Sobre hinchas y no aficionados
Era la primera mitad de los ochenta y todo mi mundo era un cúmulo de casas de madera y un club privado cerca de la playa, adonde iba a nadar. Tenía unos 7 años cuando mi padre me llevó por primera vez a un estadio de fútbol. Era un día soleado, como todos los de mi infancia norteña, cuando mi padre, hincha acérrimo de Alianza Lima, vio jugar al Club Melgar, enfrentado al Taladro del Norte. El estadio no era otro que el descuidado Campeonísimo, de Talara. Esa vez predominaron en él sus raíces arequipeñas, de Yanahuara, y yo fui testigo de excepción de su alegría desbordada cuando los mistianos marcaron el primer gol. Petroperú, la empresa donde trabajaba mi padre, era el principal auspiciador del Torino, pero la verdad es que yo, a mis escasos 7, no lo notaba mucho.
Mi padre me hablaba siempre de las viejas glorias de su equipo de fútbol. Por él me enteré de jugadores míticos como Cornelio Chocolatín Heredia, Vides Mosquera, Valeriano López y su compadre del alma, Willy Barbadillo. Los días de farra y exceso de Valeriano López en Colombia han quedado perennizados por la anécdota que mi padre me contó sobre su boutade de prender sus puros con billetes cual teas infames. Su compadre fue más juicioso y guardó pan para mayo.

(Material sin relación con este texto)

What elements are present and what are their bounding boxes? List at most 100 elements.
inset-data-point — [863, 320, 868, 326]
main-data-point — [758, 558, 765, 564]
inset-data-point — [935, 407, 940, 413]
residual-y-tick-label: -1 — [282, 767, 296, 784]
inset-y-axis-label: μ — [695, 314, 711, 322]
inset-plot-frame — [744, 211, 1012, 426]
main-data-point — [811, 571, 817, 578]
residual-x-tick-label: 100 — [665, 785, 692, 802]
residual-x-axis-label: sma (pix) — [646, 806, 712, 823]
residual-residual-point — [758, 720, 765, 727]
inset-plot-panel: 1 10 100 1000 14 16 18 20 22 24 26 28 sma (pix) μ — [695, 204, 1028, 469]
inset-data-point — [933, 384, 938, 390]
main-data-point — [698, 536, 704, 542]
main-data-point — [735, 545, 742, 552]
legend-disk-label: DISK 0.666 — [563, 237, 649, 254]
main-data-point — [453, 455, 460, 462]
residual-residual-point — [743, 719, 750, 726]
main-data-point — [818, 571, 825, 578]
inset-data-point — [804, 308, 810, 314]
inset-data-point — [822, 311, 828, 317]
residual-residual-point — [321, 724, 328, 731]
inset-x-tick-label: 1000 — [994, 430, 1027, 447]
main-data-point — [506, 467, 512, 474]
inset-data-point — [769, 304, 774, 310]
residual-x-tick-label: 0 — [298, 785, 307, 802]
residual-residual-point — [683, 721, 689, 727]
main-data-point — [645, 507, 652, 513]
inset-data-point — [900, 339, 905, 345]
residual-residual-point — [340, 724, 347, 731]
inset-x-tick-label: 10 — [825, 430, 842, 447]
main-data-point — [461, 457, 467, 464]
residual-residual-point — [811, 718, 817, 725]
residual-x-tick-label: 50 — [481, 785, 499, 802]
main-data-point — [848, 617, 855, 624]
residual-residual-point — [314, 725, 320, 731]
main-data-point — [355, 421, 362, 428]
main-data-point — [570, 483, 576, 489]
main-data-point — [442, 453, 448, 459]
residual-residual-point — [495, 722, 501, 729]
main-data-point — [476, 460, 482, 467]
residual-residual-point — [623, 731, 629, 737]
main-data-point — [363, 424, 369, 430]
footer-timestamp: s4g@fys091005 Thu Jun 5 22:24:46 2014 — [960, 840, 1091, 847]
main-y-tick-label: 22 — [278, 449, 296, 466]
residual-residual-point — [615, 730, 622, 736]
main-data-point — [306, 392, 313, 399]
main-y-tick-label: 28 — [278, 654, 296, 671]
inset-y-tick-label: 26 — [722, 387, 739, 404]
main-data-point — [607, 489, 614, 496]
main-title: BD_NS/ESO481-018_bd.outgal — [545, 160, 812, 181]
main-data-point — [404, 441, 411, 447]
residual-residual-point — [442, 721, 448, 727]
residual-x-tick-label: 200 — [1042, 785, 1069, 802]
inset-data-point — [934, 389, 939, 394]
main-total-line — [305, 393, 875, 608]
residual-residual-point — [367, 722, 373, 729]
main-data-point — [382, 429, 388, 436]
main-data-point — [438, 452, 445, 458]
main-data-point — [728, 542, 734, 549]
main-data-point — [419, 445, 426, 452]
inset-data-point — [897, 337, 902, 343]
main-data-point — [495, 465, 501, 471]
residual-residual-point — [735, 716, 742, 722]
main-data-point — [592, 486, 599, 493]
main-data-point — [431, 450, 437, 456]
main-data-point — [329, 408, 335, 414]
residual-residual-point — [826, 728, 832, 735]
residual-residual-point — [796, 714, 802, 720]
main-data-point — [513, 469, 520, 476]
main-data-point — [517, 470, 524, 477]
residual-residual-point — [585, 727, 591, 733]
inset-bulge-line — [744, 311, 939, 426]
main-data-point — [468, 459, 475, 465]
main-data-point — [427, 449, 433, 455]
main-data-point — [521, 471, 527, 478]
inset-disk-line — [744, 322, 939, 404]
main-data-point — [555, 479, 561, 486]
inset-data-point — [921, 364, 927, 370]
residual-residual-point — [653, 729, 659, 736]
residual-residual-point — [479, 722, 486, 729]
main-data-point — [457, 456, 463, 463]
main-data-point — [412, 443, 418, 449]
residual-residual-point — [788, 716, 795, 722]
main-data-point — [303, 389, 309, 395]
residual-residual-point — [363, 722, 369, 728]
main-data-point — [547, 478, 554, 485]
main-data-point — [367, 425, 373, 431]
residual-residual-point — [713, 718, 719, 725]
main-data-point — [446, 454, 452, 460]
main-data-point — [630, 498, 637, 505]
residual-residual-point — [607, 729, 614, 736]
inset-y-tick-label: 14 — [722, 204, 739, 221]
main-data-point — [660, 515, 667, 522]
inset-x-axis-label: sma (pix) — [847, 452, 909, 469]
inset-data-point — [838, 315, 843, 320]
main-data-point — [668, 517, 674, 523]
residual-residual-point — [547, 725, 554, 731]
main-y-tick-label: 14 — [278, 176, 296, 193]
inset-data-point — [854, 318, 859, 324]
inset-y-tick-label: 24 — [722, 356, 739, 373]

Mi padre fue uno de los sobrevivientes de la tragedia del Estadio Nacional, del 24 de mayo de 1964. Su relato de cómo logró escapar ileso era impactante. A partir de esa vez, su afición futbolística de ir a los estadios decreció, pero no su cariño por su entrañable equipo. Un antihincha como yo recuerda con cariño su notable afición.